Subject: CA recent tax law change: withholding for less than 24 months in principle residence
Date: Sat, 26 Apr 2003
My wife and I purchased our present home in December of 2002 after having rented for the previous 5 months, and prior to that we owned a home that we inhabited for 3 years, which we sold. Due to changes in our personal economic situation, we have just put our current house on the market, and have decided to rent again for a while. We have lived here for 17 months, and we do not own any other property.
Our real estate agent just informed us that since we have owned our home for less than 2 years, the State of California will forcibly withhold 3.33 percent of the sales price of the home, should we show any profit. We anticipate that we will make only $2,000 after all is said and done. However, if our real estate agent is correct, this small profit will result in the State of California withholding over $30,000 of money that we need until we file our state taxes next year.
Is this correct? We have lived in our current home 17 out of the last 24 months, and it is our principle residence, but we do need to sell the house now and we cannot afford to tie up $30,000 until next year. We do not understand the capital gains implications of selling prior to 2 years of principle residency.

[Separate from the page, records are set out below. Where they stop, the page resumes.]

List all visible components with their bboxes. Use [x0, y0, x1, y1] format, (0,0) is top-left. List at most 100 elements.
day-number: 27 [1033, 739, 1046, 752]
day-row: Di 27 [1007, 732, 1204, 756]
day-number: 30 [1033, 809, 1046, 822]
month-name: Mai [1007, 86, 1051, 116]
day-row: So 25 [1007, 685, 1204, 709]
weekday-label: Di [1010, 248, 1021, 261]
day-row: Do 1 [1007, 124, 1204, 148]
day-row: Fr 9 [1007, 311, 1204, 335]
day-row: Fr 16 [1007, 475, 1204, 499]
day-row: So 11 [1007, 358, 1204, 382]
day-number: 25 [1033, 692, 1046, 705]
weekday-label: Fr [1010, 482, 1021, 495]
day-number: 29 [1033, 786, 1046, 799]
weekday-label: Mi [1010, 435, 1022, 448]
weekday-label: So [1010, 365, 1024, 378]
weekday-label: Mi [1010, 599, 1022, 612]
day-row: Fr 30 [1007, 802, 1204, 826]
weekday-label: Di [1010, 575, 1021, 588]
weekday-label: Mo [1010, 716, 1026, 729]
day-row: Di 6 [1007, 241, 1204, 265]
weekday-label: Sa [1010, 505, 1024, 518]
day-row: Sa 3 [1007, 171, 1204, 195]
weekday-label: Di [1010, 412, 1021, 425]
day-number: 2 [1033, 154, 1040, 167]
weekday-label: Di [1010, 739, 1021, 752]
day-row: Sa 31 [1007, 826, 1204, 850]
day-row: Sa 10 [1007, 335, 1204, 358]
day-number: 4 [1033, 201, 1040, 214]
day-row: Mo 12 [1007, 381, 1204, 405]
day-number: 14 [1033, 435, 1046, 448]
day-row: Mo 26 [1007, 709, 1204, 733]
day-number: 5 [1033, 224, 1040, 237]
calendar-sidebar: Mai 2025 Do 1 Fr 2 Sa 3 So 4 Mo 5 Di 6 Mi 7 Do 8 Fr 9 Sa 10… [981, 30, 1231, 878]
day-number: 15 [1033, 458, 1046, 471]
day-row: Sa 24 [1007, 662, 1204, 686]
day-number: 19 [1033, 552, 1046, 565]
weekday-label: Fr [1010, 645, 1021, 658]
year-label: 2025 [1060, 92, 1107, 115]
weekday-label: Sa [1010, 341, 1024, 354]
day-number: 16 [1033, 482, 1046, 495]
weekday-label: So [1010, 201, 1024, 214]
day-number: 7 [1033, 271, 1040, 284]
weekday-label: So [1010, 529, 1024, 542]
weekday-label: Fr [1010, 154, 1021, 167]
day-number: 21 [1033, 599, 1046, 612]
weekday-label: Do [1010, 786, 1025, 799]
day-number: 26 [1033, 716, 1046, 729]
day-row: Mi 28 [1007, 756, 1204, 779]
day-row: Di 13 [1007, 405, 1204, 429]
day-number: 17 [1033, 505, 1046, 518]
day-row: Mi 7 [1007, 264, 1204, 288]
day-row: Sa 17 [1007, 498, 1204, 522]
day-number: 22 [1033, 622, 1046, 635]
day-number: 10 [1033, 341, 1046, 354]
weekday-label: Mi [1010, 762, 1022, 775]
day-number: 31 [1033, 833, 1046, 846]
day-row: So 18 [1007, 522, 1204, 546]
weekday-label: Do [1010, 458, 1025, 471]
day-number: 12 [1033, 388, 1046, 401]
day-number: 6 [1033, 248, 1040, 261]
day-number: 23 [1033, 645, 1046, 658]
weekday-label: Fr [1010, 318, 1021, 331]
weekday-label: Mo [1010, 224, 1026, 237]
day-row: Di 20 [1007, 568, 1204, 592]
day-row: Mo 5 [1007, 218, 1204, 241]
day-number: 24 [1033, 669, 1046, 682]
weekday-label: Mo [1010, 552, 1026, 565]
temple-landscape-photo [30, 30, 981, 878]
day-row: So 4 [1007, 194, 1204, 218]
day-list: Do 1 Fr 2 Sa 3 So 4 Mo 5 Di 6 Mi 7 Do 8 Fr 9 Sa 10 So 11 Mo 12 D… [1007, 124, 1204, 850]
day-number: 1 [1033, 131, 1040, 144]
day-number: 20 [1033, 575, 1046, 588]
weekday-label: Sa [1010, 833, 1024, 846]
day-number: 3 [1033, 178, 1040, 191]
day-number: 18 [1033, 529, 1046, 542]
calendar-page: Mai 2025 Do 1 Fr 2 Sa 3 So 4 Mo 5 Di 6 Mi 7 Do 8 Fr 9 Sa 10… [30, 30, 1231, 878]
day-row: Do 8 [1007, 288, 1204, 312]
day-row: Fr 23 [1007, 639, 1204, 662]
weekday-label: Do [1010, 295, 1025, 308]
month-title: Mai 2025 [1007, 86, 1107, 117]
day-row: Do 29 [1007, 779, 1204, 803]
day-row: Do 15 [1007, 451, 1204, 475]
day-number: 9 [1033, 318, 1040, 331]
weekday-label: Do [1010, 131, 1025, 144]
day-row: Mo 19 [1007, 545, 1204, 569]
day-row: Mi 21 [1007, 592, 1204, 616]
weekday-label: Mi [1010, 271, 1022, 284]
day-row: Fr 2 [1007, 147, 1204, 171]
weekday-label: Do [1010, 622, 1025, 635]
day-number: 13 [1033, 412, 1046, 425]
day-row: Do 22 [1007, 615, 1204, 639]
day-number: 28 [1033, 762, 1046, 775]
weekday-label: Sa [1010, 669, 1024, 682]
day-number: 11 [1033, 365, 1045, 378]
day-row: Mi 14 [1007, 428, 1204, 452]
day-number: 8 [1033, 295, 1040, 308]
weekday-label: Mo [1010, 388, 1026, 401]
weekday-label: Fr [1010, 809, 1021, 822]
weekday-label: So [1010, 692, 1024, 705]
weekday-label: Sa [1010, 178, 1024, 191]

Thank you very much for your response.
San Ramon, CA
Date: 30 Apr 2003
First, check your figures. In order to have $30,000 withheld, your sales price would be about $900,000.
In order to avoid withholding, you need to correctly check box 2 on Form 593-C. That question is, "Does the property you are selling qualify as your principal residence within the meaning of Internal Revenue Code Section 121?"
An issue may be the sale of your previous residence. According to §121(b)(3), the exclusion can only apply if it hasn't previously been used within two years of the current sale.
If you fail either the 24-month residency requirement or the 24-months after previous sale requirements, you might still qualify for a partial exclusion under §121(c). The conditions are explained at temporary Treasury Regulations §1.121-3T. The sale or exchange is by reason of a change in employment, health, or unforeseen circumstances. For the change of employment exception to apply, the place of new employment must be at least 50 miles farther from the residence sold or exchanged than the previous place of employment. There is another specific event safe harbor under temporary regulations §1.121-3T(e)(2)(C) that could help you. If there is a change in employment or self-employment status that results in the taxpayer's inability to pay housing costs and reasonable basic living expenses for the taxpayer's household, you may qualify for the partial exclusion.
The partial exclusion is computed by making a ratio, the numerator being the shortest of the period of time the taxpayer owned the property during the 5-year period ending on the date of the sale or exchange, or the period of time between the date of a prior sale or exchange of property for which the taxpayer excluded gain under section 121 and the date of the current sale or exchange. The numerator of the fraction may be expressed in days or months. The denominator of the fraction is 730 days or 24 months. The ratio is multiplied times the maximum exclusion amount ($250,000 or $500,000 for married, filing jointly) to determine the exclusion that applies to the sale.
If the partial exclusion applies to you, ask if a letter from a CPA or attorney stating that you qualify will satisfy the escrow company processing the withholding form. Then you can answer "yes" for box 2 and avoid the withholding.
If this approach doesn't work, you have several choices to avoid the withholding. One is to simply reduce your sales price to net zero gain. Another is to take the home off the market until you meet the 24-month residency requirement. If you need some cash, you could refinance your home or get a home-equity line of credit to tide you over this period.
I hope this helps.
Everyone is unhappy about withholding being required based on the selling price of real estate, but the alternatives proposed so far haven't been acceptable to the real estate industry. The State of California is dealing with a severe budget crunch and desperately needs the money. Of course, the current rules aren't "fair" and will eventually be repealed, but we have to live with them for now.